気配りは「ほどほど」で。人間関係での“力の抜きどころ”をおさえよう/気にしない習慣 よけいな気疲れが消えていく61のヒント
公開日:2022/10/27
2 「おかしい」「みっともない」と思っているのは、自分だけかも
あなたは人前で話すのが得意なほうでしょうか。それとも苦手なほうでしょうか。
人前に立つと、顔が真っ赤になってしまい、声が震え、指先も震えてしまう人がいます。そういう人は、会議で意見を求められたり、朝礼でスピーチをさせられたりするのをひどく嫌うものです。
「みっともない姿を見せたくない」
「恥ずかしいところを見せるのはイヤだ」
と思うのですね。
読者のみなさんも、そんなふうに気にすることがあるかもしれません。
けれども、この心配についてもまったくの杞憂です。
みっともないとか、おかしいと思っているのは、じつは自分だけ。他の人は、まったくそんなふうには思っていないのですから、心配いらないのです。
いったいどういうことでしょうか。
「人は自分に対して〝厳しい評価〟を下してしまう」
カナダにあるブリティッシュ・コロンビア大学のリン・アルデンは、意見を述べるのが得意な人と、苦手な人に集まってもらい、自分の意見を述べてもらう姿をビデオに録画させてもらいました。

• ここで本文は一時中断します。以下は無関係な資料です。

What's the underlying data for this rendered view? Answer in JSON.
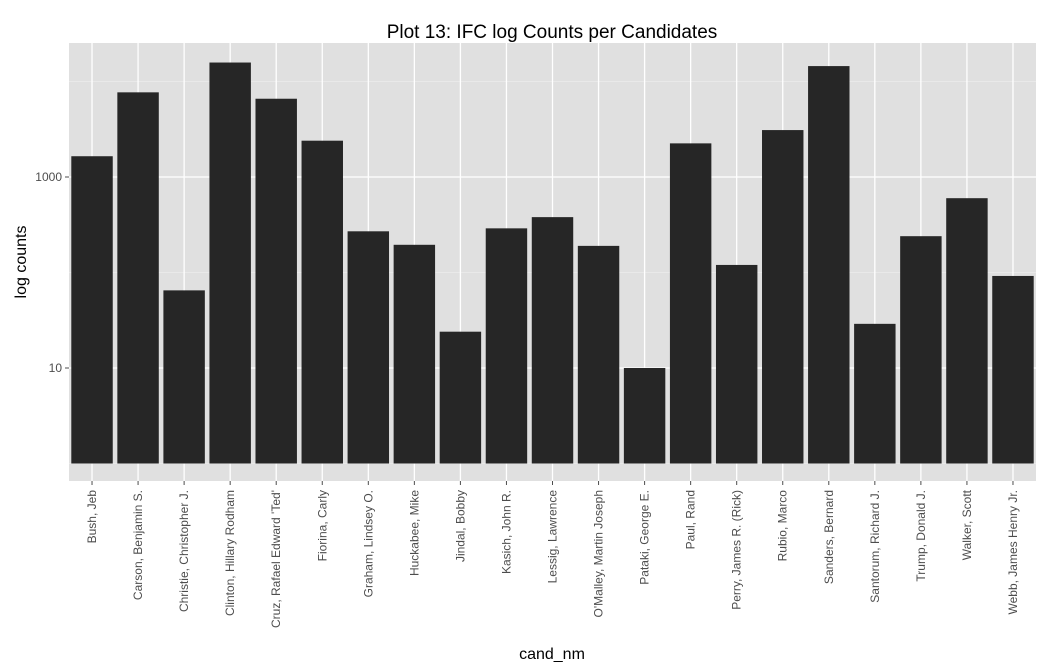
{
  "chart_data": {
    "type": "bar",
    "title": "Plot 13: IFC log Counts per Candidates",
    "xlabel": "cand_nm",
    "ylabel": "log counts",
    "y_scale": "log10",
    "ylim": [
      1,
      20000
    ],
    "y_ticks": [
      10,
      1000
    ],
    "y_tick_labels": [
      "10",
      "1000"
    ],
    "grid": true,
    "bar_color": "#262626",
    "panel_color": "#e0e0e0",
    "grid_color": "#ffffff",
    "categories": [
      "Bush, Jeb",
      "Carson, Benjamin S.",
      "Christie, Christopher J.",
      "Clinton, Hillary Rodham",
      "Cruz, Rafael Edward 'Ted'",
      "Fiorina, Carly",
      "Graham, Lindsey O.",
      "Huckabee, Mike",
      "Jindal, Bobby",
      "Kasich, John R.",
      "Lessig, Lawrence",
      "O'Malley, Martin Joseph",
      "Pataki, George E.",
      "Paul, Rand",
      "Perry, James R. (Rick)",
      "Rubio, Marco",
      "Sanders, Bernard",
      "Santorum, Richard J.",
      "Trump, Donald J.",
      "Walker, Scott",
      "Webb, James Henry Jr."
    ],
    "values": [
      1650,
      7700,
      65,
      15800,
      6600,
      2400,
      270,
      195,
      24,
      290,
      380,
      190,
      10,
      2250,
      120,
      3100,
      14500,
      29,
      240,
      600,
      92
    ]
  }
}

それから、そのビデオを別の学生に見せて評価してもらう一方、意見を述べた人にも自己評価してもらいました。
その結果、意見を述べるのが苦手な人は、「私は手が震えて、声が震えて、ものすごく情けない姿をさらしている」と自己評価しました。
ところが、ビデオを見て評価した人は違いました。
なんと「この人は、きちんと自己主張ができているし、スムーズに話せているし、不安も感じていないように見える」と評価したのです。
ひどいとか、おかしいと思っているのは本人だけで、他の人はぜんぜんそんなふうに思っていないということが実験的に確認されたと言えるでしょう。
自分の声を録音したものを聞くと、たいていの人は、恥ずかしいと思うもの。「えっ!?私の声ってこんな声なの?」と感じた経験、ありますよね。
ところが、他の人はそうは思わず、ごく普通の声としか思わないはずです。
どうも私たちは、自分自身に対しては、ものすごく厳しい評価を下しやすい傾向があるようなのです。
「私は人前で話すのが苦手」と思っている人はきっとたくさんいると思いますが、現実には、「スピーチが本当にヘタ」という人はほとんどおらず、本人の「否定的な思い込み」であるケースがほとんど。
実際には、そんなにヘタでもなければ、他の人もおかしいなどとは思っていませんから、大丈夫なんですよ。